Laura Martinez Ilgun, director of development and public relations at the Vannie Cook Jr. Children’s Cancer & Hematology Clinic admires Reeve for taking the heartbreaking loss of her sister, as well as her own battle with cancer, and turning it into an event that raises awareness while also raising money to help the children in her clinic and at MD Anderson. Martinez Ilgun said these toys allow seriously ill children to “experience the joys of receiving something special during a difficult time.”
This year’s walk will be held Sunday, Jan. 31 at McAllen Veteran’s Memorial Stadium on Bicentennial Boulevard. Check-in time is 2 p.m., and a Butterfly Release Ceremony will be held at 2:45, weather permitting. Butterflies are the second symbolic feature of the event, and the ceremony is based on an American Indian legend. Ralph Charles Ritchie describes the legend and its significance in the battle with cancer in “On the Wings of Hope”:
As an ancient legend goes…if anyone desires a wish to come true, they must capture a butterfly and whisper that wish to it. So by making this wish and releasing the butterfly, it will be taken to the heavens and be granted. We wish those currently fighting the battle energy and hope, and thank them for showing us what true bravery is really about. And finally, we wish the victims peace and love, and thank them for the joy and happiness they brought to us.

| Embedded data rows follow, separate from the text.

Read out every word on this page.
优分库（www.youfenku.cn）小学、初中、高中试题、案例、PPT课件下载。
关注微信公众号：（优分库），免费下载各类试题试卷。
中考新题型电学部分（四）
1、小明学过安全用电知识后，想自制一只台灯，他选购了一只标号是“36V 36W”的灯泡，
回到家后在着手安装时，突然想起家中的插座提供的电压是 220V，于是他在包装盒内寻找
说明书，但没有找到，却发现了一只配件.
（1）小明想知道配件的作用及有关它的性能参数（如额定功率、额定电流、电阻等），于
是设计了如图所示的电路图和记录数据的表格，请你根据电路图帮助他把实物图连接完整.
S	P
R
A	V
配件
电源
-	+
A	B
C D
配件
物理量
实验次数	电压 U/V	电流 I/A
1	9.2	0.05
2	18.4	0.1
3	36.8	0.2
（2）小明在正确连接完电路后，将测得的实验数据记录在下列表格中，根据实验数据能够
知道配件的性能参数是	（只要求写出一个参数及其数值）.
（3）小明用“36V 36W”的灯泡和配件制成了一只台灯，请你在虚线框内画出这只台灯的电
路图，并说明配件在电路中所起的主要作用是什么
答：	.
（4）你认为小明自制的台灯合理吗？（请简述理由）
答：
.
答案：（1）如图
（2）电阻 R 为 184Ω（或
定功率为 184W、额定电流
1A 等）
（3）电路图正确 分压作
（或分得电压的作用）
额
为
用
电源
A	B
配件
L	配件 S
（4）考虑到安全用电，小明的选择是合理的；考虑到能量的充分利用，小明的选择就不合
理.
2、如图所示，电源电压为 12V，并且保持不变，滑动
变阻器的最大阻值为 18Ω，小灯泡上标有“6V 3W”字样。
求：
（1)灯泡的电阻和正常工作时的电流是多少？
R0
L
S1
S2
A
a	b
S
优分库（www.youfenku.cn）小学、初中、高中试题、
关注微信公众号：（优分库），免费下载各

With this symbolic gesture, we honor those who have left us and encourage those left behind to continue the fight “On the Wings of Hope.”
The first 180 registrants will receive a live Painted Lady Butterfly to be released during the ceremony.

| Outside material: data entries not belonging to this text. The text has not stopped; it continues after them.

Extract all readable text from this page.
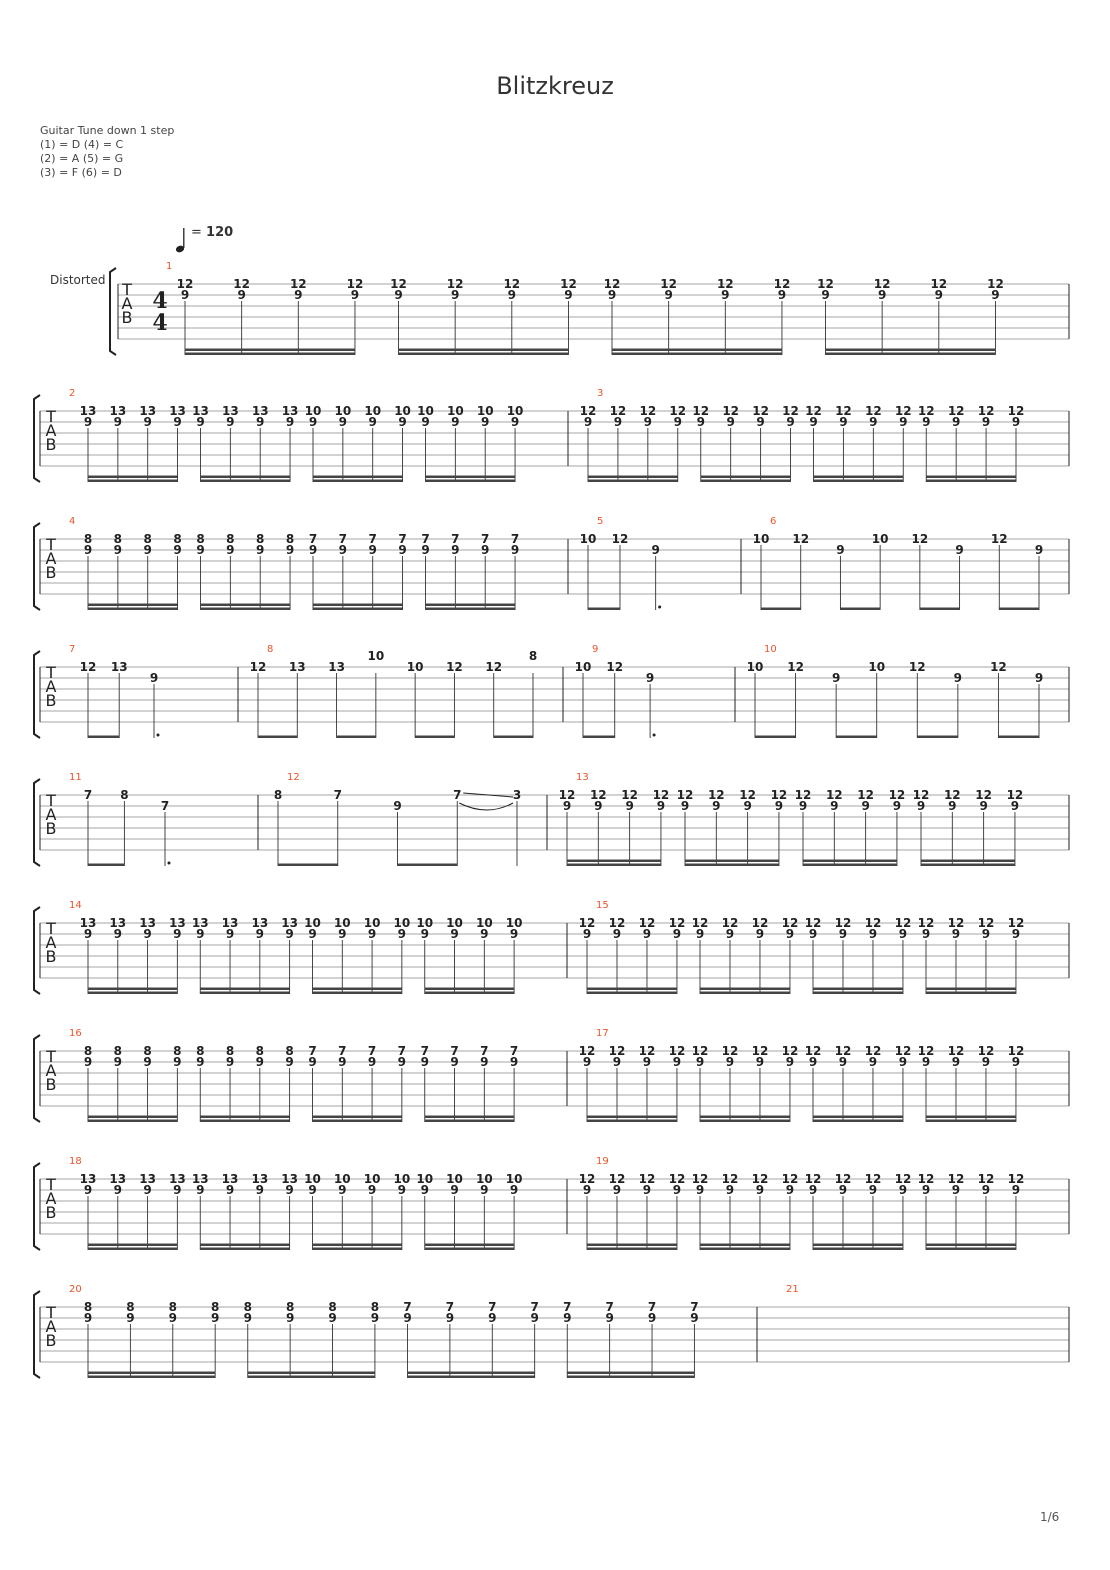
Blitzkreuz
Guitar Tune down 1 step
(1) = D (4) = C
(2) = A (5) = G
(3) = F (6) = D
= 120
Distorted T
A
B
4
4
1
12
9
12
9
12
9
12
9
12
9
12
9
12
9
12
9
12
9
12
9
12
9
12
9
12
9
12
9
12
9
12
9
T
A
B
2
13
9
13
9
13
9
13
9
13
9
13
9
13
9
13
9
10
9
10
9
10
9
10
9
10
9
10
9
10
9
10
9
3
12
9
12
9
12
9
12
9
12
9
12
9
12
9
12
9
12
9
12
9
12
9
12
9
12
9
12
9
12
9
12
9
T
A
B
4
8
9
8
9
8
9
8
9
8
9
8
9
8
9
8
9
7
9
7
9
7
9
7
9
7
9
7
9
7
9
7
9
5
10 12
9
6
10 12
9
10 12
9
12
9
T
A
B
7
12 13
9
8
12 13 13
10
10 12 12
8	9
10 12
9
10
10 12
9
10 12
9
12
9
T
A
B
11
7 8
7
12
8	7
9
7	3
13
12
9
12
9
12
9
12
9
12
9
12
9
12
9
12
9
12
9
12
9
12
9
12
9
12
9
12
9
12
9
12
9
T
A
B
14
13
9
13
9
13
9
13
9
13
9
13
9
13
9
13
9
10
9
10
9
10
9
10
9
10
9
10
9
10
9
10
9
15
12
9
12
9
12
9
12
9
12
9
12
9
12
9
12
9
12
9
12
9
12
9
12
9
12
9
12
9
12
9
12
9
T
A
B
16
8
9
8
9
8
9
8
9
8
9
8
9
8
9
8
9
7
9
7
9
7
9
7
9
7
9
7
9
7
9
7
9
17
12
9
12
9
12
9
12
9
12
9
12
9
12
9
12
9
12
9
12
9
12
9
12
9
12
9
12
9
12
9
12
9
T
A
B
18
13
9
13
9
13
9
13
9
13
9
13
9
13
9
13
9
10
9
10
9
10
9
10
9
10
9
10
9
10
9
10
9
19
12
9
12
9
12
9
12
9
12
9
12
9
12
9
12
9
12
9
12
9
12
9
12
9
12
9
12
9
12
9
12
9
T
A
B
20
8
9
8
9
8
9
8
9
8
9
8
9
8
9
8
9
7
9
7
9
7
9
7
9
7
9
7
9
7
9
7
9
21
1/6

The walk will begin at 3 p.m. and continue until 5. Walkers may walk for the entire time or for however long they would like. The donation for adult, middle school and high school walkers is $5. Elementary school students’ donation is $3. Throughout the event, entertainment will be provided, and a variety of activity booths will be set up at the stadium.
This year, National Honor Society members from McAllen High School will run the concession stand, with all proceeds benefiting the RRP Cancer Foundation. NHS president, Alec Pagan, said the group decided to play a role in this year’s event because “community service is a big part of McHi.”
Anne Marie Grajales, the group’s historian, chimed in, “Especially the NHS at McHi.”
NHS Sponsor Richard Roberts said the group appreciated the opportunity to be directly involved in the event this year and thanked HEB for their generous donation that paid for the concessions.
Vice President Damian Mireles said helping with the event this year has special significance for the group because of Lou Ann Sarachene’s battle with breast cancer. “Miss Sarachene used to be our assistant principal. She is part of our McHi family, and we want to spread the word about cancer and about this event.” (Sarachene is currently the principal at Perez Elementary in McAllen and nearing the end of her cancer treatments.)
Pagan, Grajales, Mireles and the remaining NHS officers urge people in the Valley to come to the stadium Jan. 31 to participate in the fifth annual walk. Walkers will get some great exercise while bringing joy, through toys, to many children.